The average time a physician spends with a patient in America is 17.4 minutes. While many physicians feel pressure to increasingly reduce visit times, they are also challenged to balance patient satisfaction and quality of care with a sense of urgency to move patients through the process faster. Telemedicine is helping physicians with this challenge, to become more time efficient without sacrificing quality of care or patient satisfaction.
On average, telemedicine physicians are seeing a reduction on visit times by about 20%, with the average visit time in one study being as low as 12 minutes. While this may not seem like a significant improvement, upon further exploration, the implications are far more reaching. Let’s assume under the current model an efficient physician can process 28 patients a day, which represents four patients an hour for seven hours.

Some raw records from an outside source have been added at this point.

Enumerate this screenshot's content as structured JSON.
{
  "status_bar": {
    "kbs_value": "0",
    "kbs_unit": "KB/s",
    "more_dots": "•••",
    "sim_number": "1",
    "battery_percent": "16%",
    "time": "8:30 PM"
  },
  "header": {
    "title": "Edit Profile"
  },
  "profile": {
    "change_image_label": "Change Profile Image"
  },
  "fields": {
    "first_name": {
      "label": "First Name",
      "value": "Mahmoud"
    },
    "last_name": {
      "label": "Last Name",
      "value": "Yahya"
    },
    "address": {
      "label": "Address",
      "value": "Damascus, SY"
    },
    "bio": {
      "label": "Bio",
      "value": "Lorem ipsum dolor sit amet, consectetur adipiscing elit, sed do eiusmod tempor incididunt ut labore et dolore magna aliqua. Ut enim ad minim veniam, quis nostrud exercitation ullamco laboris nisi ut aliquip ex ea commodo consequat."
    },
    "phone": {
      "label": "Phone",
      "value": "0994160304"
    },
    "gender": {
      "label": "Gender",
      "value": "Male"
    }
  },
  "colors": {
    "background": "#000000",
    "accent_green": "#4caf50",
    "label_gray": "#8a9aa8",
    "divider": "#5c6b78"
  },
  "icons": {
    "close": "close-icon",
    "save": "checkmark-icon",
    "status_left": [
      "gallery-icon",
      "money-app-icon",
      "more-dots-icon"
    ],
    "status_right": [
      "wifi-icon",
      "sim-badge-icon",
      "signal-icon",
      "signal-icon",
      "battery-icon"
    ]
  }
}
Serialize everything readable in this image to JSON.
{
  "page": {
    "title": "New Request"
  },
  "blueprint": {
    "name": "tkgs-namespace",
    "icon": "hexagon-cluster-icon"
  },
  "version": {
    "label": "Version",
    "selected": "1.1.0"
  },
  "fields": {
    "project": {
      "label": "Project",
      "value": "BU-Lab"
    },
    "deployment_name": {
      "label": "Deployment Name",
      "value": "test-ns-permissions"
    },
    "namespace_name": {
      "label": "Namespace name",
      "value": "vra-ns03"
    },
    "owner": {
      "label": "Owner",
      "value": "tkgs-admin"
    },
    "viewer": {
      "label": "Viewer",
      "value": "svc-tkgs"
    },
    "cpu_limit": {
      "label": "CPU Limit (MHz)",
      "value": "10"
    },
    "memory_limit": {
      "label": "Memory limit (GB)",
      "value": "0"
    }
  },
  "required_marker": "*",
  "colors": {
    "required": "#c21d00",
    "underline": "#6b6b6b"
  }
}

Another reason physicians see time savings is the focus on information exchange that occurs during video visits. Telemedicine visits tend to be much more focused than in-person visits, as the spectrum of care physicians can provide is limited to what they can only do remotely. Telemedicine visits are often focused around screening or maintenance of the patient, allowing the physician to focus on next steps rather than troubleshooting solutions during a visit.